其次,文字改革是新中国对旧有文化进行改造的组成部分。新中国成立前夕,毛泽东已经预言:随着经济建设高潮的到来,将要出现一个文化建设的高潮。然而,新中国成立后的文化现实是,“资产阶级知识分子”众多,他们中很多人带有旧时代的思想意识、价值观念和文化印痕,文化界新旧思想的冲突,使得文化的改造、文化的转型成为必然。在毛泽东看来,不对旧有的思想倾向进行改造和批判,不对文化现状进行改革,就会影响和阻碍以马克思主义为指导的社会主义文化的兴起。1950年6月,毛泽东在中共七届三中全会上提出:“有步骤地谨慎地进行旧有学校教育事业和旧有社会文化事业的改革工作,争取一切爱国的知识分子为人民服务。”《毛泽东文集》第6卷,人民出版社1999年版,第71页。作为文化表现形式的文字,无疑也成为改造的对象之一。

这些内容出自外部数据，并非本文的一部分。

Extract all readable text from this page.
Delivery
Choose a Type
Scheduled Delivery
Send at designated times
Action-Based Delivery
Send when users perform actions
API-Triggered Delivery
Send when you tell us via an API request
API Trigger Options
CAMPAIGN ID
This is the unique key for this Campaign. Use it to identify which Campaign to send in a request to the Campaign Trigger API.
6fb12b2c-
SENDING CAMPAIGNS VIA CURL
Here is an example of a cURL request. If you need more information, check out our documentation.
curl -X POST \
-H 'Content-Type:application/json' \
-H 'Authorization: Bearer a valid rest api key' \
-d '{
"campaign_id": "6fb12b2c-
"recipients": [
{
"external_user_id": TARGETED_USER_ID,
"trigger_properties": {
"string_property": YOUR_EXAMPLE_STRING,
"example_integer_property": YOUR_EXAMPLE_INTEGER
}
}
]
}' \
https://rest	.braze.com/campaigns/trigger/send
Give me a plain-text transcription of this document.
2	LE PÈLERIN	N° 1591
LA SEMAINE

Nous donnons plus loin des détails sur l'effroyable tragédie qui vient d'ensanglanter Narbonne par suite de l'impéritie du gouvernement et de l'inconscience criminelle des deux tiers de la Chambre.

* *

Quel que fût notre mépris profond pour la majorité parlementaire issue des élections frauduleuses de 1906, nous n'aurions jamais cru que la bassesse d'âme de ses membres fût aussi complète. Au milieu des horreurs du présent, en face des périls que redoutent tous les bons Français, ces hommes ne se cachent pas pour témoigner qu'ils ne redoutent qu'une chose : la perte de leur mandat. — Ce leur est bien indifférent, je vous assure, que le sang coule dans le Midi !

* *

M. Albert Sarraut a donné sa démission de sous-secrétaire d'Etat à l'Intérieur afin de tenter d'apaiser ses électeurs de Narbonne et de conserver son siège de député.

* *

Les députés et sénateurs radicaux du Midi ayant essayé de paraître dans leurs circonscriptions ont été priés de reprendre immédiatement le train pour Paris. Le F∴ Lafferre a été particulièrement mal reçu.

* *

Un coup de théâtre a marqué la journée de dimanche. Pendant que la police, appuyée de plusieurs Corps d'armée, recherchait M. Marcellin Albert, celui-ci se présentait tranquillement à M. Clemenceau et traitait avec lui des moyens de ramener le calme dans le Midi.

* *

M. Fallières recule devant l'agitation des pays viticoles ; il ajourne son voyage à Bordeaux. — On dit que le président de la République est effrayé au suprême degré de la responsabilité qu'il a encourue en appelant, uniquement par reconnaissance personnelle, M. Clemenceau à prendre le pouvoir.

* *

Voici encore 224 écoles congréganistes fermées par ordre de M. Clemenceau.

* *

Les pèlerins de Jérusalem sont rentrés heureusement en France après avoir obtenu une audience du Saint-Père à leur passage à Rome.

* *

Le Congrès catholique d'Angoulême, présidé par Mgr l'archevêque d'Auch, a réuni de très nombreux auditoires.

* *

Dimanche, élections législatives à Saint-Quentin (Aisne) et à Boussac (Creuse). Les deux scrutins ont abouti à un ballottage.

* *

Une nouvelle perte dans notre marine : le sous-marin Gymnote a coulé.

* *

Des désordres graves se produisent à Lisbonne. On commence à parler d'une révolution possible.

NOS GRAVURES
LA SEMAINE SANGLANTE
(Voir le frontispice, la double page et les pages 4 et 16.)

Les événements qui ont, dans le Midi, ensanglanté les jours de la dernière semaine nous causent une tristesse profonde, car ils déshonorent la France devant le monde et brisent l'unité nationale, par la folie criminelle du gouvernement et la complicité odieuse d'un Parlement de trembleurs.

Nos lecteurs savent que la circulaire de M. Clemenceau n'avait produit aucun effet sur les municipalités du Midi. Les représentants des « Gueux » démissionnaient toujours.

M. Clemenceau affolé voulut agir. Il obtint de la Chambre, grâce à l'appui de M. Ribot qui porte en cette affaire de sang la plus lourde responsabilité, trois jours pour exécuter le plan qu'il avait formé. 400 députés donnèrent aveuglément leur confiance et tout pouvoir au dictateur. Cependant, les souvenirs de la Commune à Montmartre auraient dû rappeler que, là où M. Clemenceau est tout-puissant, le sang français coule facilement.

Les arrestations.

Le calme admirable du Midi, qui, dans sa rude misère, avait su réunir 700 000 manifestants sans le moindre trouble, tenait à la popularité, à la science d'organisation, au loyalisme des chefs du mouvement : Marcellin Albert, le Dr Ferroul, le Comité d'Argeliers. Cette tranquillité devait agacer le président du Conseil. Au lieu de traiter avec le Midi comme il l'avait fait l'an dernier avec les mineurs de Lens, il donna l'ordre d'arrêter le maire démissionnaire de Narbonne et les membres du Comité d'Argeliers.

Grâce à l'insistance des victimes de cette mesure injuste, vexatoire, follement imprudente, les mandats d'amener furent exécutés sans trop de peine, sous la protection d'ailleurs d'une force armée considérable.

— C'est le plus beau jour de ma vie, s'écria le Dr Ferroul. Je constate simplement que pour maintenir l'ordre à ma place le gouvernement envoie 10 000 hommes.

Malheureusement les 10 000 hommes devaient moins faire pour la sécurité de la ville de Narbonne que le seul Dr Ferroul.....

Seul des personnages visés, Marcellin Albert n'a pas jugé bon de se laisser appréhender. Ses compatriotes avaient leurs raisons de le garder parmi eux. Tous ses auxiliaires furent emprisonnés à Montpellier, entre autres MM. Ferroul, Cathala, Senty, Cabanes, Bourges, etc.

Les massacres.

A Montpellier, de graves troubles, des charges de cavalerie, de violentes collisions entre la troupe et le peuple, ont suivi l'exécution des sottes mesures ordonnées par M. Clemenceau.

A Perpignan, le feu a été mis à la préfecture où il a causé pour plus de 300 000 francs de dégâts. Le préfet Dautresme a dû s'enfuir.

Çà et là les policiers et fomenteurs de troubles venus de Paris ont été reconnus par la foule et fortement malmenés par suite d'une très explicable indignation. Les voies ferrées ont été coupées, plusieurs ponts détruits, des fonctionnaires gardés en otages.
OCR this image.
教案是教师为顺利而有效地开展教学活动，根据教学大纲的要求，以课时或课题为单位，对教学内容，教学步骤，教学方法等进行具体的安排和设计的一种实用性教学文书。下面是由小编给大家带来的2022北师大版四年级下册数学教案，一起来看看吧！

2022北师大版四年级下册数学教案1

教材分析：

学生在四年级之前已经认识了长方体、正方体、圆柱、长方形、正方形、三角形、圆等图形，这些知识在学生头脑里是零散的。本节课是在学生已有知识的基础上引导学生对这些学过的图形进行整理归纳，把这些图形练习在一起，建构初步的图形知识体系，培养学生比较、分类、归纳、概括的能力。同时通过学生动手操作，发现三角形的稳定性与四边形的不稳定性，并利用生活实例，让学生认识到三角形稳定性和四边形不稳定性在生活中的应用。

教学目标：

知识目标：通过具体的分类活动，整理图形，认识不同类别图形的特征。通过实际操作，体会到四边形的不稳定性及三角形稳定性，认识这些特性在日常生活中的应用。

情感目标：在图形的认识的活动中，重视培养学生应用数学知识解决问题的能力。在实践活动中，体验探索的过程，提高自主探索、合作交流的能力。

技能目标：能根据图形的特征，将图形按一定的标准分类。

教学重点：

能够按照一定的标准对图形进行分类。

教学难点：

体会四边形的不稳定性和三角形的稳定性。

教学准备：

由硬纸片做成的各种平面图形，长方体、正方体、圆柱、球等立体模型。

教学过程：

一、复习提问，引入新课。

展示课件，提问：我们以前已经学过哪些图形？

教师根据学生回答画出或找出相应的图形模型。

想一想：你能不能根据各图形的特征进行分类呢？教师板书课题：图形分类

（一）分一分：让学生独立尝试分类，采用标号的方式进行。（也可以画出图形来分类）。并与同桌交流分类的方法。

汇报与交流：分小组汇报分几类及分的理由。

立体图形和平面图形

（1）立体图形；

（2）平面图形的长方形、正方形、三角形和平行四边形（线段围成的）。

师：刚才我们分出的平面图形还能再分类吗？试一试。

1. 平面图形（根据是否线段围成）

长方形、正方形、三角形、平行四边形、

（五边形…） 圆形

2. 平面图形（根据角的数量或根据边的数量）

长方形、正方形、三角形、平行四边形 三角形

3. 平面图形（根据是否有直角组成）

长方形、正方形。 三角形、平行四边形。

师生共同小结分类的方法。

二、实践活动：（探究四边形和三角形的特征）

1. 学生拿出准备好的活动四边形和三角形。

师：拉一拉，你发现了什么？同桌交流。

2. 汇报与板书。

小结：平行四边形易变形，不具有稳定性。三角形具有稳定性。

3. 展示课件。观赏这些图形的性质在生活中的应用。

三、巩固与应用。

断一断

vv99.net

再次,实行拼音化文字改革是当时世界文字发展趋势。十月革命胜利后,苏联很快实行了文字改革。1921— 1932年,苏联在少数民族中进行拉丁化文字改革,把原用阿拉伯字母的文字改为拉丁字母,给没有文字的民族创制拉丁化文字;1936—1940年,又放弃拉丁化,改为斯拉夫化,把新创的拉丁化文字都改成斯拉夫字母。在苏联的影响下,蒙古人民共和国起初把老蒙文改为拉丁化字母,后来在1941年向俄文看齐,又将拉丁化字母改为斯拉夫字母的新蒙文。40年代中期,越南、朝鲜和日本这些曾经使用过汉字的国家也进行了文字改革。1945年越南成立民主共和国,以拉丁化的越南语拼音文字为法定文字,废除汉字。日本在1946年启动了汉字简体化、拉丁化改革。此外,一些殖民地半殖民地国家独立后,也进行了文字改革。如 1945年印度尼西亚独立,以拉丁化的印尼文作为法定文字。
可见,文字改革尤其是拼音化文字改革,在当时的世界似乎已是大势所趋。这不能不引起毛泽东、刘少奇等领导人的关注。1950年2月1日,刘少奇写信给中宣部负责人陆定一、胡乔木,指出要研究亚洲邻国蒙古、朝鲜、越南等国的文字改革经验,以便为我们的文字改革制订方案。参见《建国以来刘少奇文稿》第1册,中央文献出版社2005年版,第441页。1951年春,毛泽东明确提出了“文字必须改革,要走世界文字共同的拼音方向”的主张。转引自汪学文:《“共匪”文字改革总批判》,“中华民国国际关系研究所”,1974年,第8页。毛泽东这一认识,与其在民主革命时期倡导文字改革、支持新文字的思想是一脉相承的。这一主张,为新中国初期的文字改革树立了根本方向和目标。
毛泽东提倡汉字拼音化改革,但也深知“文字改革工作关系到几万万人,不可操切从事”《建国以来毛泽东文稿》第4册,中央文献出版社1990年版,第236页。,文字改革必须是渐进的。基于这一认识,1950年6月,毛泽东对以吴玉章等人为代表的文字改革倡导者“认为汉字可以立即用拼音文字来代替”的看法不予赞同,强调“搞文字改革不要脱离实际”,应该“首先进行汉字的简化”。参见《吴玉章文集》(上),重庆出版社1987年版,第664页。他明确指出文字改革的方针是:“汉字的拼音化需要做许多准备工作;在实现拼音化以前,必须简化汉字,以利目前应用,同时积极进行各项准备。”转引自吴玉章:《文字改革文集》,第101页。到50年代中期,毛泽东再次表述了他的这种看法。1955年5月1日,毛泽东在致蒋竹如的信中,专门谈到文字改革,他指出:“拼音文字是较便利的一种文字形式。汉字太繁难,目前只作简化改革,将来总有一天要作根本改革的。”《毛泽东书信选集》,第454页。毛泽东的这些认识,为1956年9月中共八大明确提出“有计划、有步骤地推行文字改革”《建国以来重要文献选编》第9册,中央文献出版社1994年版,第373页。的方针奠定了思想基础。